In de meidagen van 2011 verwierven de staatkundig gereformeerde mannenbroeders een politieke sleutelpositie. VVD, CDA en officiële gedoogpartner PVV verloren hun meerderheid in de Senaat en werden afhankelijk van de officieuze gedoogsteun van de SGP. Veel reacties hierop in de media waren even voorspelbaar als fel. De strengchristelijke partij zou fundamentalistisch zijn, en in wezen niet verschillen van de taliban in Afghanistan. Veel politici daarentegen reageerden realistischer. Zij realiseerden zich heel goed dat de kleine SGP in haar eentje niet vier decennia van secularisatie kon terugdraaien.
In plaats van verontwaardigd in de slachtofferrol te kruipen, probeerde de SGP de aanvallen met humor te pareren.

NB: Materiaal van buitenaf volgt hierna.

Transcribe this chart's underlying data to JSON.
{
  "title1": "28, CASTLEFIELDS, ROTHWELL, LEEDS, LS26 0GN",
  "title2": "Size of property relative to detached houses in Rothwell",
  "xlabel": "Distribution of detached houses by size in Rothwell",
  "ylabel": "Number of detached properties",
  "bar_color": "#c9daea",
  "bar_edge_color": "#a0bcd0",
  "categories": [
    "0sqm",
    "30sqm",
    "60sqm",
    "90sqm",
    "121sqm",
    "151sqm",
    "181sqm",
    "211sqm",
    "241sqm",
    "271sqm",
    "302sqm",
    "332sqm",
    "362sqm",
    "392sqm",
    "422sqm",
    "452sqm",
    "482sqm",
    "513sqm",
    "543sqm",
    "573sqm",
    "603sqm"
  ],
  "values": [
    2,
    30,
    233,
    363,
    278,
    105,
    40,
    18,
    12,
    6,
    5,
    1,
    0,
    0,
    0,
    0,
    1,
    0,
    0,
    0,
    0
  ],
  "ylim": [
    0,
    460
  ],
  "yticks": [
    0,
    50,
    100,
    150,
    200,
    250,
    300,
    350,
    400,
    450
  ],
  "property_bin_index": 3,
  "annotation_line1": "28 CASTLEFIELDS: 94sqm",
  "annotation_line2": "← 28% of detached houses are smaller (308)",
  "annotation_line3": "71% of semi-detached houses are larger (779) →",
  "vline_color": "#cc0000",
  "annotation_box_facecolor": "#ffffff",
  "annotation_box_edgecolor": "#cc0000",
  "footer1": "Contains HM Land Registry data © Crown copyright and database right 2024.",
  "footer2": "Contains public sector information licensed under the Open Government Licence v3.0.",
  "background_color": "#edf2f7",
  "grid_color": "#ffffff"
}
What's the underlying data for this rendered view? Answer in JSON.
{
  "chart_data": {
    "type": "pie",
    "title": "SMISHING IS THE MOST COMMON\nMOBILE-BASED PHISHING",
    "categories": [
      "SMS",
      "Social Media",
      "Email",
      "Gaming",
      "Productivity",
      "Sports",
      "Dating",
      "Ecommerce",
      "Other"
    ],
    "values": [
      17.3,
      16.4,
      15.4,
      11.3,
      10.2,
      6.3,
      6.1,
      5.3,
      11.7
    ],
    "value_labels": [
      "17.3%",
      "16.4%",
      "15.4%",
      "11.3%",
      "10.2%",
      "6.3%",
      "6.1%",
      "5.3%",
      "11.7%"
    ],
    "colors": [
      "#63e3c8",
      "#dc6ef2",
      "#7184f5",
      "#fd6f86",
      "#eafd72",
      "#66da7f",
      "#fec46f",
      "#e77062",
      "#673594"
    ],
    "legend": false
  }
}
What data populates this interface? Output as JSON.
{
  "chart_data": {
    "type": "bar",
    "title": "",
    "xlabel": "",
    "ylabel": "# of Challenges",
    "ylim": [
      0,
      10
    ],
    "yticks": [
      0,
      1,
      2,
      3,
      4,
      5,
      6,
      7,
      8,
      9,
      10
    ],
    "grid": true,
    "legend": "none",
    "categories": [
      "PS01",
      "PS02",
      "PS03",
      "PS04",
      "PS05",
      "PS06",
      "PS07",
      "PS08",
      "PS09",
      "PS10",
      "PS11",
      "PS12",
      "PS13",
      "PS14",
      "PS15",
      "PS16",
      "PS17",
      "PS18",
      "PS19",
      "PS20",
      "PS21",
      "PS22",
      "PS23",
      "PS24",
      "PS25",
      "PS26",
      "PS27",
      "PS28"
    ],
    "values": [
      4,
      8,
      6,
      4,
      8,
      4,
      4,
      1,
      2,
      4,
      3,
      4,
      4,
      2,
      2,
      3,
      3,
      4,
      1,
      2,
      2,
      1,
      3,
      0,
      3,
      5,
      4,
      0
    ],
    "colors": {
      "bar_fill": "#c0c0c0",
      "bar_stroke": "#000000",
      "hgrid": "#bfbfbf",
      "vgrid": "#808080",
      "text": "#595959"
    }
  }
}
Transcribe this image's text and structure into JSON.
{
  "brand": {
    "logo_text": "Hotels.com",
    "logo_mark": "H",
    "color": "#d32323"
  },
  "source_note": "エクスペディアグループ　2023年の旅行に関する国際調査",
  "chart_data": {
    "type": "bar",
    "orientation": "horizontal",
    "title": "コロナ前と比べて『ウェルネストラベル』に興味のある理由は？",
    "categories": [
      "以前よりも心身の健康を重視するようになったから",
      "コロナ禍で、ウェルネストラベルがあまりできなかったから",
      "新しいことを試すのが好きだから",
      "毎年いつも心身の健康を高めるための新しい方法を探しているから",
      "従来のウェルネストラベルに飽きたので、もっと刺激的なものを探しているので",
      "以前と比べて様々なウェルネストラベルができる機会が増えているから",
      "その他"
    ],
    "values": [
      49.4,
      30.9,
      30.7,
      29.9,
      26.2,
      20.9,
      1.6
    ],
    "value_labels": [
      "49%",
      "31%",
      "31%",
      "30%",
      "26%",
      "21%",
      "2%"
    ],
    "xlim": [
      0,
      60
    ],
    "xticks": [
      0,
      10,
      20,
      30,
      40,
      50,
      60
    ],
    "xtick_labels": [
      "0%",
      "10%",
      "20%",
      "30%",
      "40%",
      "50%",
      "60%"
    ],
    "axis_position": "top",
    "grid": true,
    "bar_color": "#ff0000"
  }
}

Voorlichter Menno de Bruyne twitterde bijvoorbeeld: „Om te voorkomen dat het beeld van de SGP te ver af komt te staan van de werkelijkheid, overwegen de SGP-Kamerleden hun baard te laten staan.” Ook de SGP-jongeren probeerden ludiek te zijn. Zij schonken oranjebitter bij de ingang van een partijcongres van D66. De boodschap was duidelijk: SGP’ers zijn echt geen fundamentalisten en horen helemaal bij Nederland.
De VVD, die afhankelijk was geworden van steun van de SGP, sprong voor de kleine partij in de bres. Partijcoryfee Wiegel noteerde in zijn column in De Pers dat de SGP altijd een constructieve houding innam, VVD-premier Rutte zei eerder al dat de SGP een heel gezellige club mensen is. De VVD blijft investeren in een goede band met de SGP. Op 10 maart trad Rutte op als hoofdspreker tijdens de SGP-jongerendag in Utrecht en oogstte een daverend applaus met zijn speech, waarin hij beweerde dat VVD en SGP dichter bij elkaar staan dan VVD en SP.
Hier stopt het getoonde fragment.